LXC Failed to fetch field Config after upgrade to 3.15

hobiga · July 19, 2019, 12:52am

I currently have 3 lxd servers in a cluster. One of the servers had and issue starting lxd that I was in the process of resolving but other two were running fine. The two running hosts upgraded from 3.14 to 3.15 which then caused the entire cluster to stop working and forced me to get the 3rd host back up and running. I got lxd running on the host upgraded it to 3.15 and followed the advice in the thread " Cluster node appears offline after upgrade to 3.15" (thanks for that btw). I am now able to do a lxc cluster list and have all 3 report being online. What is happening now is that when attempt to start a container or list the containers I’m getting the following error: “Error: Failed to fetch field Config: Failed to fetch ref for containers: project”

Right now I’m lost as to what to try in order to fix this.

stgraber · July 19, 2019, 2:30am

You probably did that already, but if you haven’t, try running systemctl reload snap.lxd.daemon on all your nodes.

If the problem still happens, can you attempt lxd sql global .schema so we can check if there’s maybe some schema problem with the database (as the error makes it sound like).

hobiga · July 19, 2019, 3:00am

I have indeed ran systemctl reload snap.lxd.daemon on all the nodes.

Here is the dump of global schema. https://pastebin.com/t5muxDmY

In my troubleshooting I’ve successfully broken node 2 now but with 2 of the 3 nodes still running I"m still getting the same error.

stgraber · July 19, 2019, 3:10am

Ok, your schema looks okay, it matches what I’m running locally, so there’s no problem there.

Can you run lxd sql global .dump so we have a view of the entirety of the database?

Also, can you try running:

lxd sql global “SELECT * FROM containers;”
lxd sql global “SELECT * FROM containers_config;”
lxd sql global “SELECT * FROM projects;”
lxd sql global “SELECT * FROM projects_config;”

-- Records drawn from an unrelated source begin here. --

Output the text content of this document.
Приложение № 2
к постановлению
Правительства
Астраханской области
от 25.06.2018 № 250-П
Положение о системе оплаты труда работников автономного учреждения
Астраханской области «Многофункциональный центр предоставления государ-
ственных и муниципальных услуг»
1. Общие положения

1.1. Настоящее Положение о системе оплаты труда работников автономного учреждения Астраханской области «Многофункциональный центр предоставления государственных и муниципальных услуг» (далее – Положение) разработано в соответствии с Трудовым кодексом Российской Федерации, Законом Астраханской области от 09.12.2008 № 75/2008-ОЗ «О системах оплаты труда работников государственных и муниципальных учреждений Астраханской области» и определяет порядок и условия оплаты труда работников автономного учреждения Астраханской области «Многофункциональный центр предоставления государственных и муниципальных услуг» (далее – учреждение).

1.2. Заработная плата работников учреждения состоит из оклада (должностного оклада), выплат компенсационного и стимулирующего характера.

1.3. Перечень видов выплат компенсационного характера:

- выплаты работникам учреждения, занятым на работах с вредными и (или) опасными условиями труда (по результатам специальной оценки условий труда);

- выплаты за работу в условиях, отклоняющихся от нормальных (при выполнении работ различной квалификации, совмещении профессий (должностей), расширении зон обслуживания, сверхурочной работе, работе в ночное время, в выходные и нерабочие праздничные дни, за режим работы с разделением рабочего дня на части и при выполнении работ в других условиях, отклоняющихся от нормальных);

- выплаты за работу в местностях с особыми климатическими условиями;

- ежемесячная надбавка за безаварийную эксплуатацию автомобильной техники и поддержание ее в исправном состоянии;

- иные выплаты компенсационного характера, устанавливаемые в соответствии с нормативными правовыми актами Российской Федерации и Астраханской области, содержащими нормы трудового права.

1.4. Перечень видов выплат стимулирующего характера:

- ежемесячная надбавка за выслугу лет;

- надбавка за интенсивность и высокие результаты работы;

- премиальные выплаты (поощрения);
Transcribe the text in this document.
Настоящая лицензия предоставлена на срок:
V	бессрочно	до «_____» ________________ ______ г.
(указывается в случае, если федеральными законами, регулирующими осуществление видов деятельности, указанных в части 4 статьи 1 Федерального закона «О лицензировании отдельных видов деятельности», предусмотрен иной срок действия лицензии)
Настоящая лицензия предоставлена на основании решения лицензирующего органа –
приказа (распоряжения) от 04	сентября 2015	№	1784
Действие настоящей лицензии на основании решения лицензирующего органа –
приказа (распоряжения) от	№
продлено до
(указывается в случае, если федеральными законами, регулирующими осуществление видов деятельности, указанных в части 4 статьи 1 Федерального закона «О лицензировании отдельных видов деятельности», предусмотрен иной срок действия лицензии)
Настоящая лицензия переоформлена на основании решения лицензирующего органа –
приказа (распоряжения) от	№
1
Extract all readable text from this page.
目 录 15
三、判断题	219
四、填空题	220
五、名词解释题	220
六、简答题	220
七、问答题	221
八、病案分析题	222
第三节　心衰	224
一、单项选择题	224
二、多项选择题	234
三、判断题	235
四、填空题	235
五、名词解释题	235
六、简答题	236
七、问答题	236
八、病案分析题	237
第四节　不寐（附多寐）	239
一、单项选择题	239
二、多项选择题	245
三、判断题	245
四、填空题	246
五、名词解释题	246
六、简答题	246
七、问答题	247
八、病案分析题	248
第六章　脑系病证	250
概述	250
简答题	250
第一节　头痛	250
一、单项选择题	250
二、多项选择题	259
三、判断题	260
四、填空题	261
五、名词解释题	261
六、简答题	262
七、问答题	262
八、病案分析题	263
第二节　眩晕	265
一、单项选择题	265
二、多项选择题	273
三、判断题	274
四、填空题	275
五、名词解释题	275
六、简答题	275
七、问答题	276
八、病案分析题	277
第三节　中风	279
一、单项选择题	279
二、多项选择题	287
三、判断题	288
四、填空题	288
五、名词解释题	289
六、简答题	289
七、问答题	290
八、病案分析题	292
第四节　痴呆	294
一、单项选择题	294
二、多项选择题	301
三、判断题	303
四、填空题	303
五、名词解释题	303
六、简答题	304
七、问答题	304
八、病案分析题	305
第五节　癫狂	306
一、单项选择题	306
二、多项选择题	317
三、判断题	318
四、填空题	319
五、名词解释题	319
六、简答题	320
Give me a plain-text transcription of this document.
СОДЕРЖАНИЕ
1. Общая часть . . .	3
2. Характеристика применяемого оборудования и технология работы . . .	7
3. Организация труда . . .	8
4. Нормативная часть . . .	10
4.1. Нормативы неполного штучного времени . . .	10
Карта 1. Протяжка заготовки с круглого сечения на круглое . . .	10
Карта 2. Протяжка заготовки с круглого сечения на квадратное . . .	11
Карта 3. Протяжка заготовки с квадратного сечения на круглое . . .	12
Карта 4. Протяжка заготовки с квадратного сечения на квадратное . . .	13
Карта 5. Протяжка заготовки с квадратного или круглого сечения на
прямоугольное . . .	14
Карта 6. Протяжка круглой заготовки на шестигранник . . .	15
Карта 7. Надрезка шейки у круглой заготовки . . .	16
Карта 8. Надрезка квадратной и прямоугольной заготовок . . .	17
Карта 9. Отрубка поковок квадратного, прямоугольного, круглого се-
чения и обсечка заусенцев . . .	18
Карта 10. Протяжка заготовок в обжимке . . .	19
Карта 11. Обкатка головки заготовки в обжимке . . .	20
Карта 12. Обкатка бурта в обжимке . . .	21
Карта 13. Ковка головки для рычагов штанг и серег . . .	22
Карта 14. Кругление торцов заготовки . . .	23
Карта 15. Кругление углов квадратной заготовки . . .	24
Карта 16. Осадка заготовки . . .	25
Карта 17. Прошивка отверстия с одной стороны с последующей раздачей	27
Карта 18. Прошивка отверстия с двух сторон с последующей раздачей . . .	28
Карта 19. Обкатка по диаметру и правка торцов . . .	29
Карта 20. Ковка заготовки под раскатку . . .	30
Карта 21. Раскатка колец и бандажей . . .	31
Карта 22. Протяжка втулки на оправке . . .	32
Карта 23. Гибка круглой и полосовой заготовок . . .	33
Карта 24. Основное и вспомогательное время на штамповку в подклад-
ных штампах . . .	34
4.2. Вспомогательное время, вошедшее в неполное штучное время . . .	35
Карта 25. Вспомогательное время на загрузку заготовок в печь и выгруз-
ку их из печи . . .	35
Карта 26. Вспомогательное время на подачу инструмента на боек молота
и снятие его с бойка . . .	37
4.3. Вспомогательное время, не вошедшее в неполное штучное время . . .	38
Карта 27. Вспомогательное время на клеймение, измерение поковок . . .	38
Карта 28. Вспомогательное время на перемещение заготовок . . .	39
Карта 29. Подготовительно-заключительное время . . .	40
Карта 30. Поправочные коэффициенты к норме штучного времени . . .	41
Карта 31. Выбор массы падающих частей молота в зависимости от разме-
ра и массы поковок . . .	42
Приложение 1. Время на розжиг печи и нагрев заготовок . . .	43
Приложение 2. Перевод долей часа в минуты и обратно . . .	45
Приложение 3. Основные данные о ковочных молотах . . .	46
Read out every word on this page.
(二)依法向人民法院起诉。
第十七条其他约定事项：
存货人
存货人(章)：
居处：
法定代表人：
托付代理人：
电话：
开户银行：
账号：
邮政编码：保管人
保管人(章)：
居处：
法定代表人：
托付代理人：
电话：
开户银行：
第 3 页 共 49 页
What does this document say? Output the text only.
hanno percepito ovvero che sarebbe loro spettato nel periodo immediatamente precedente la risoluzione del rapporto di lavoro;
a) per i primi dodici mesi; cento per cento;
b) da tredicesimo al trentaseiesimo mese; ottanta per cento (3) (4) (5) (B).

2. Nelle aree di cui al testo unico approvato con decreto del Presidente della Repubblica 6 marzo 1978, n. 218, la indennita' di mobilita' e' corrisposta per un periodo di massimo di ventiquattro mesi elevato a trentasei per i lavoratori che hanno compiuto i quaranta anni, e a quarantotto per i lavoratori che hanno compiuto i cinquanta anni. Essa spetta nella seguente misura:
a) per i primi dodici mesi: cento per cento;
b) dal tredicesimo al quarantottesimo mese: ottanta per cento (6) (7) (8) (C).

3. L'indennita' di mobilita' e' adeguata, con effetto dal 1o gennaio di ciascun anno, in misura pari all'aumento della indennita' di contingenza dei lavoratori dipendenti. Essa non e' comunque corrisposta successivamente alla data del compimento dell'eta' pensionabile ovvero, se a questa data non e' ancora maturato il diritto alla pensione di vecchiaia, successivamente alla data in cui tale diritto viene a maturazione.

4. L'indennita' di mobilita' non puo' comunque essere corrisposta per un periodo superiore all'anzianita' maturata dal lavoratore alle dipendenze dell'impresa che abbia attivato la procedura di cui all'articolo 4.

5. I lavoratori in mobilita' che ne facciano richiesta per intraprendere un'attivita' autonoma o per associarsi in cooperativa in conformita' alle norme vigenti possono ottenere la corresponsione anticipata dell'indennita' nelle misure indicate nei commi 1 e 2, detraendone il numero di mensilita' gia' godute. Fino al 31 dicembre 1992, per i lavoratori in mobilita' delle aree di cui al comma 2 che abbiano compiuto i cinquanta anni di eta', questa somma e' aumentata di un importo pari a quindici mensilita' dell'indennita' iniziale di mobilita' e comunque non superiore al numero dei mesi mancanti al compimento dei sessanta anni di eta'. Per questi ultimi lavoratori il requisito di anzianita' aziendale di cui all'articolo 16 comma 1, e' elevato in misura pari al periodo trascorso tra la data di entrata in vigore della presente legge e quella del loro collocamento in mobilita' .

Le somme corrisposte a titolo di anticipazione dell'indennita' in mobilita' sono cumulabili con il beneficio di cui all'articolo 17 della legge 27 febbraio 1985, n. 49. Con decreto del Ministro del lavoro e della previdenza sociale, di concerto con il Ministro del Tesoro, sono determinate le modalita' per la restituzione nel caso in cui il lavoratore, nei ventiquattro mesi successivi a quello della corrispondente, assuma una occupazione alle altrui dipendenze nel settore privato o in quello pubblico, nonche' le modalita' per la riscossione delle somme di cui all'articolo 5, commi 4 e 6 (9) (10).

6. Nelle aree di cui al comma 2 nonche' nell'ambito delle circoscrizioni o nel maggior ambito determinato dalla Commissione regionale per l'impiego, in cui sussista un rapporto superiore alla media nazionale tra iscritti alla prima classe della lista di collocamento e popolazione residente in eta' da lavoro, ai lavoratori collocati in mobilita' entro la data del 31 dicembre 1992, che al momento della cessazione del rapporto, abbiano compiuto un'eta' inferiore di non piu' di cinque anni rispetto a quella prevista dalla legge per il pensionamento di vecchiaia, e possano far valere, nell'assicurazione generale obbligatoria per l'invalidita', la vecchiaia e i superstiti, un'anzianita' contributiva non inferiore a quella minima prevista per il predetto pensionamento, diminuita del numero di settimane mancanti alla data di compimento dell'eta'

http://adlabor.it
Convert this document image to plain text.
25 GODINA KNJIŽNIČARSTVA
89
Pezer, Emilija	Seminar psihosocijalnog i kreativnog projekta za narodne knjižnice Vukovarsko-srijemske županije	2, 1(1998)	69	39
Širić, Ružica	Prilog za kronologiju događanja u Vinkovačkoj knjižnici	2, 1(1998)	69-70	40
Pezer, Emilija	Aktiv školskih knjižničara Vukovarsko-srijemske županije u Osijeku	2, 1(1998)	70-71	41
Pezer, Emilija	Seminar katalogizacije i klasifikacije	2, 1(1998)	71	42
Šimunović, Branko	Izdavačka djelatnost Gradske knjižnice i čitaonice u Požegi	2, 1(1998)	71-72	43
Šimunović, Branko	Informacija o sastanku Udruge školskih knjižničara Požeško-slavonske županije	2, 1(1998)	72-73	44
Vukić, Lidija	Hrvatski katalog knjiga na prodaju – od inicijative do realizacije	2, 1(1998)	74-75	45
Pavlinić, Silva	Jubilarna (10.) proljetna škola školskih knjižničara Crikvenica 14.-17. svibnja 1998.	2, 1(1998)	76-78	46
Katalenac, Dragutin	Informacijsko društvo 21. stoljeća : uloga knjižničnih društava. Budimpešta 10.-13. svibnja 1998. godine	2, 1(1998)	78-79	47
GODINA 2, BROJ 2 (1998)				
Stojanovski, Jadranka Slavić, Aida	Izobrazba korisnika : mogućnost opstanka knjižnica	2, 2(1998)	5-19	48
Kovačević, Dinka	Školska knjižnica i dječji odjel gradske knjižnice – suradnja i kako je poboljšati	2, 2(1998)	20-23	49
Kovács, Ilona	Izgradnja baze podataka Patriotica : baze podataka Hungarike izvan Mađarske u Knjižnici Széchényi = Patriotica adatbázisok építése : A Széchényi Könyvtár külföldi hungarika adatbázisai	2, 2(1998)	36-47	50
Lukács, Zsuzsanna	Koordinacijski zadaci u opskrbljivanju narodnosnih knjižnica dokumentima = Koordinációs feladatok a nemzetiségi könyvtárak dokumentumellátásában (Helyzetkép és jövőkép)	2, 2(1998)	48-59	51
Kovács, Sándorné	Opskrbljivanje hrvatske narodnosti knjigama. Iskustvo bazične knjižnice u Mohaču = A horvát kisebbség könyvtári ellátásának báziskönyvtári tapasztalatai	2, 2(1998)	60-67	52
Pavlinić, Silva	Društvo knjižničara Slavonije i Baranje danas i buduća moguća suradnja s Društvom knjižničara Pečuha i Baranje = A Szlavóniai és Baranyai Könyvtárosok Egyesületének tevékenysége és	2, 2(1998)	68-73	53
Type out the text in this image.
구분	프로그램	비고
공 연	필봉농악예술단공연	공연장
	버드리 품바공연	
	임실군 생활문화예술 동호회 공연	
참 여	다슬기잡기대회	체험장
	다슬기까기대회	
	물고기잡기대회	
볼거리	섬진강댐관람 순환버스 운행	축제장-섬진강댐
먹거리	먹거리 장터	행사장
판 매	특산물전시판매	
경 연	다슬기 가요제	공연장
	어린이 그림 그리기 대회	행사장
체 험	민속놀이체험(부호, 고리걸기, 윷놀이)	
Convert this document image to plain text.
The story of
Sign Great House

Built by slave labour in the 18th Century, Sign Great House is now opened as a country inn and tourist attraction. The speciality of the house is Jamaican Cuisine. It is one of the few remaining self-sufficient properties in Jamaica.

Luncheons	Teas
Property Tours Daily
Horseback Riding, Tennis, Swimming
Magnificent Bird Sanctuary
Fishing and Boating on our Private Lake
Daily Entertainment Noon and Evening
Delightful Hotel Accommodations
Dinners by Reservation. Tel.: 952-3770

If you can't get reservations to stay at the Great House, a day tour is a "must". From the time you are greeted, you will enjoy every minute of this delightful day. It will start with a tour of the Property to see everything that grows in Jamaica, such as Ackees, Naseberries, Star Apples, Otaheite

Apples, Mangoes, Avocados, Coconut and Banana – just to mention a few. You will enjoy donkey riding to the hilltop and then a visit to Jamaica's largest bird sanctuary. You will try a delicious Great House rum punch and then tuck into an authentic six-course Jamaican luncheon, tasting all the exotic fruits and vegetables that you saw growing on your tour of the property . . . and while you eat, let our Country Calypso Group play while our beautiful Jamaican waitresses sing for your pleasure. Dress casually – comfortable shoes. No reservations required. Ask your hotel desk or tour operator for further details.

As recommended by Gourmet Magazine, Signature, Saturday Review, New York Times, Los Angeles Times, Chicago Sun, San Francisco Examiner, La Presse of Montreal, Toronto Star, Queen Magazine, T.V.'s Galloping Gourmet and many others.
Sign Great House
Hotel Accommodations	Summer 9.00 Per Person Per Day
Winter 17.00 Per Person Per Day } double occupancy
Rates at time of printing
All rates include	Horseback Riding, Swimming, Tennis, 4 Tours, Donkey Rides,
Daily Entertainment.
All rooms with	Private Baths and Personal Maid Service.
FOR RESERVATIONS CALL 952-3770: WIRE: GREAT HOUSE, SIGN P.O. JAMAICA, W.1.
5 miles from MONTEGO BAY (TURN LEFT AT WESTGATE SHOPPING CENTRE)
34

hobiga · July 19, 2019, 3:29am

Here are the data dumps.

global dump https://pastebin.com/nXvgLANd

containers https://pastebin.com/nXH9EHiF
containers_config https://pastebin.com/c0KHESa9
projects https://pastebin.com/rWZWJxBk
projects_config https://pastebin.com/UqBhPPMT

stgraber · July 19, 2019, 3:34am

Ok, that looks pretty good. I would have expected the database to fail with those queries if things were in particularly bad shape in the database…

Can you try:

lxc query /1.0/containers
lxc query /1.0/containers?recursion=1
lxc query /1.0/containers?recursion=2

See which of those (if not all of them) is failing.

hobiga · July 19, 2019, 3:42am

lxc query /1.0/containers worked and returned a list of containers.

lxc query /1.0/containers?recursion=1
lxc query /1.0/containers?recursion=2
Both return “Error: Failed to fetch field Config: Failed to fetch ref for containers: project”

stgraber · July 19, 2019, 4:01am

Ok, interesting. Can you check if all containers cause the issue or if it can be tracked down to a particular one?

Run lxc query /1.0/containers/NAME for each of them and see if any (or all) get you an error.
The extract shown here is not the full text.